PLOT: Enhancing Preference Learning via Optimal Transport
This work addresses the challenge of enhancing preference learning in LLMs for better alignment with human values and logic, representing an incremental improvement over existing methods.
The paper tackles the problem of limited performance gains and high computational costs in preference learning for Large Language Models by introducing PLOT, a method that uses optimal transport for token-level loss, which improved alignment performance across seven subpreferences while maintaining fluency and coherence.
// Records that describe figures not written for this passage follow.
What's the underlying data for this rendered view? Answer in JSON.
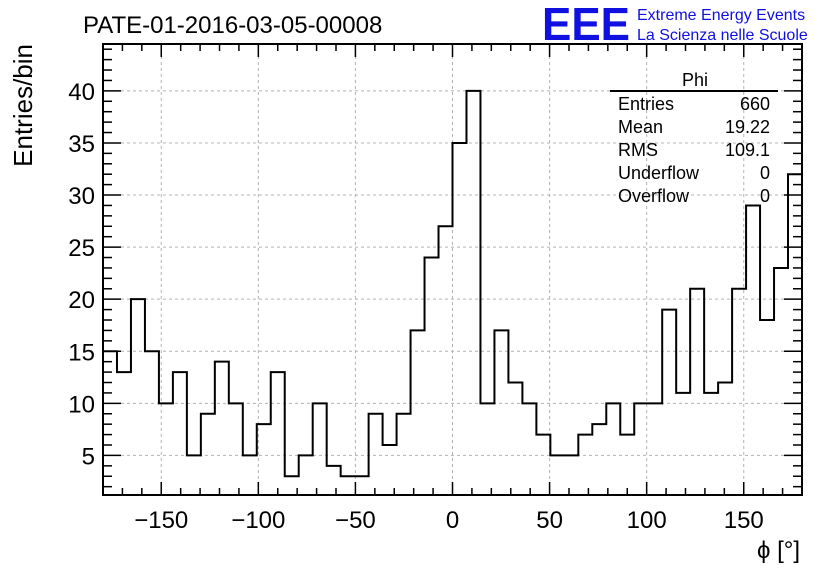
{
  "chart_data": {
    "type": "bar",
    "title": "PATE-01-2016-03-05-00008",
    "xlabel": "ϕ [°]",
    "ylabel": "Entries/bin",
    "xlim": [
      -180,
      180
    ],
    "ylim": [
      1.2,
      44.5
    ],
    "grid": true,
    "x_ticks": [
      -150,
      -100,
      -50,
      0,
      50,
      100,
      150
    ],
    "x_tick_labels": [
      "−150",
      "−100",
      "−50",
      "0",
      "50",
      "100",
      "150"
    ],
    "y_ticks": [
      5,
      10,
      15,
      20,
      25,
      30,
      35,
      40
    ],
    "y_tick_labels": [
      "5",
      "10",
      "15",
      "20",
      "25",
      "30",
      "35",
      "40"
    ],
    "bin_edges_start": -180,
    "bin_width": 7.2,
    "values": [
      15,
      13,
      20,
      15,
      10,
      13,
      5,
      9,
      14,
      10,
      5,
      8,
      13,
      3,
      5,
      10,
      4,
      3,
      3,
      9,
      6,
      9,
      17,
      24,
      27,
      35,
      40,
      10,
      17,
      12,
      10,
      7,
      5,
      5,
      7,
      8,
      10,
      7,
      10,
      10,
      19,
      11,
      21,
      11,
      12,
      21,
      29,
      18,
      23,
      32
    ],
    "color": "#000000"
  },
  "stats_box": {
    "title": "Phi",
    "rows": [
      {
        "label": "Entries",
        "value": "660"
      },
      {
        "label": "Mean",
        "value": "19.22"
      },
      {
        "label": "RMS",
        "value": "109.1"
      },
      {
        "label": "Underflow",
        "value": "0"
      },
      {
        "label": "Overflow",
        "value": "0"
      }
    ]
  },
  "logo": {
    "mark": "EEE",
    "line1": "Extreme Energy Events",
    "line2": "La Scienza nelle Scuole",
    "color": "#1010e0"
  }
}
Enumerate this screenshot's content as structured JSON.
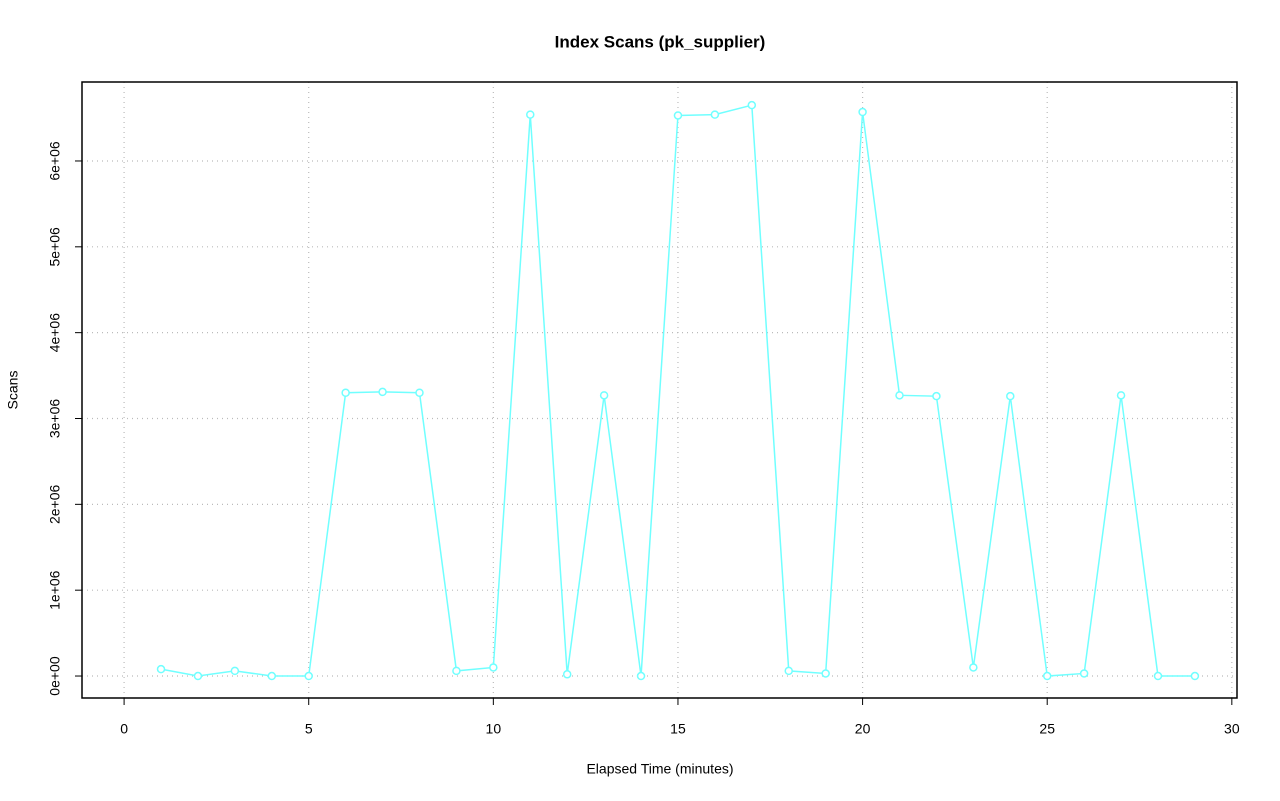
{
  "chart_data": {
    "type": "line",
    "title": "Index Scans (pk_supplier)",
    "x_label": "Elapsed Time (minutes)",
    "y_label": "Scans",
    "x": [
      1,
      2,
      3,
      4,
      5,
      6,
      7,
      8,
      9,
      10,
      11,
      12,
      13,
      14,
      15,
      16,
      17,
      18,
      19,
      20,
      21,
      22,
      23,
      24,
      25,
      26,
      27,
      28,
      29
    ],
    "series": [
      {
        "name": "Scans",
        "color": "#70ffff",
        "values": [
          80000,
          0,
          60000,
          0,
          0,
          3300000,
          3310000,
          3300000,
          60000,
          100000,
          6540000,
          20000,
          3270000,
          0,
          6530000,
          6540000,
          6650000,
          60000,
          30000,
          6570000,
          3270000,
          3260000,
          100000,
          3260000,
          0,
          30000,
          3270000,
          0,
          0
        ]
      }
    ],
    "xlim": [
      -1.14,
      30.14
    ],
    "xticks": [
      0,
      5,
      10,
      15,
      20,
      25,
      30
    ],
    "ylim": [
      -256000,
      6920000
    ],
    "yticks": [
      {
        "value": 0,
        "label": "0e+00"
      },
      {
        "value": 1000000,
        "label": "1e+06"
      },
      {
        "value": 2000000,
        "label": "2e+06"
      },
      {
        "value": 3000000,
        "label": "3e+06"
      },
      {
        "value": 4000000,
        "label": "4e+06"
      },
      {
        "value": 5000000,
        "label": "5e+06"
      },
      {
        "value": 6000000,
        "label": "6e+06"
      }
    ],
    "grid": true
  }
}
Preference learning in Large Language Models (LLMs) has advanced significantly, yet existing methods remain limited by modest performance gains, high computational costs, hyperparameter sensitivity, and insufficient modeling of global token-level relationships. We introduce PLOT, which enhances Preference Learning in fine-tuning-based alignment through a token-level loss derived from Optimal Transport. By formulating preference learning as an Optimal Transport Problem, PLOT aligns model outputs with human preferences while preserving the original distribution of LLMs, ensuring stability and robustness. Furthermore, PLOT leverages token embeddings to capture semantic relationships, enabling globally informed optimization. Experiments across two preference categories - Human Values and Logic & Problem Solving - spanning seven subpreferences demonstrate that PLOT consistently improves alignment performance while maintaining fluency and coherence. These results substantiate optimal transport as a principled methodology for preference learning, establishing a theoretically grounded framework that provides new insights for preference learning of LLMs.